阪神マット・マートン外野手(28=ロッキーズ)が21日、城島効果で来日初安打だ。1、2軍合同の紅白戦(安芸)に1番中堅で出場。城島の1発&パフォーマンスにリラックスし、上園から初安打を放った。一塁では城島のモノマネでガッツポーズも披露。課題の中堅守備もこの日はソツなくこなすなど、動きもよくなってきた。

 一塁を回ったマートンが天高く両腕を突き上げた。3回2死の第2打席、ついに出た来日初安打。メジャーで4番を張った男の珍パフォーマンスに、超満員の観衆もドッと沸いた。それも上園の変化球を捕らえて三遊間を破ったとはいえ、会心の一撃ではない。しかも紅白戦なのに…。10数分前に特大アーチで両腕を突き上げた“あの人”のモノマネだった。

 「初安打だしすごく興奮したんだ。城島さんを見ていい考えだと思ってね。僕も楽しもうと思ったんだ」

 城島効果で待望の1本が飛び出した。第1打席は変化球を引っかけ、実戦は7打席凡退。「そろそろ打たないといけないと思った」ころ、同じ元大リーガーがショーマンシップで盛り上げた。おかげでやや焦りのあった新助っ人もリラックス。ここに「少し準備が早すぎた」とタイミングを遅らせる学習効果もマッチさせた。

 ベンチではモノマネガッツポーズのお返しとばかり、城島が動いていた。マートンが初安打した“記念球”の返球を守備陣に要求。ウイットに飛んだジョークに、ナインがドッと沸き、笑顔を見せた助っ人の心は一層和んだ。

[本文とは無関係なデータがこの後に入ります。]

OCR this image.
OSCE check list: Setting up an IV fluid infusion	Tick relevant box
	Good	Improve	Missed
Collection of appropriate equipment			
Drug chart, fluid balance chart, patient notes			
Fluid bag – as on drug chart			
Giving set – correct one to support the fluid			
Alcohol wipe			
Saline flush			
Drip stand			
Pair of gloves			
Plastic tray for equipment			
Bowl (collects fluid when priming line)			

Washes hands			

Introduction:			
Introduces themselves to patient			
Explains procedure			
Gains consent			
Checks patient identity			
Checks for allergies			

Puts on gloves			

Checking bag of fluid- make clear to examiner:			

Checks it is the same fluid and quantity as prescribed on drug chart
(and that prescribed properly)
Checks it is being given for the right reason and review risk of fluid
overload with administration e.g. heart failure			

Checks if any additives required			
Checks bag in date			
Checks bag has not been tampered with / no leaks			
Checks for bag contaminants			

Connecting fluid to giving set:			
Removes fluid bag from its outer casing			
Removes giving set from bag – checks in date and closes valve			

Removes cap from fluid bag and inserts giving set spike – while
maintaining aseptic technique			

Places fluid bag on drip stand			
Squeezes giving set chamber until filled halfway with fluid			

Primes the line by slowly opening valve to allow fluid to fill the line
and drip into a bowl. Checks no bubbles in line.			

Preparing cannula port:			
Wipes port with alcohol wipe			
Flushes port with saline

 城島への感謝は尽きない。実は陰のコーチ的存在でもあった。「打撃の話はよくしている。日本で成功してるし、捕手としてゾーンも熟知している。メジャーも経験して英語も話せるし、大きな存在。すごく助かっているんだ」。その一言一言が成功への金言だ。「状態は良くなってきた。少しは遊撃方向に飛んでくれたしね」。前日は三塁ゴロ3つだったが、この日は左前打と遊ゴロ2つ。打球角度が、理想の中堅返しに近づいたと、舌も滑らかだ。

 「ヒットが出ると気分がいい。次の塁を狙うのは当然さ」。初安打直後には、大きなリードから、サインで初の二盗も敢行。ランエンドヒットの形で坂が中前打すると、二塁を蹴って猛烈スライディングで三塁を陥れた。

 課題の守備でも、浅井の大飛球をランニングキャッチ。安打処理ではカットマンへ落ち着いた返球を披露した。真弓監督は「守備も意欲的だったし、キレのいい動きがあった。体調に合わせて仕上げてきてるんじゃないか」と変わり身に手応え。城島効果で、ポスト赤星にエンジンがかかってきた。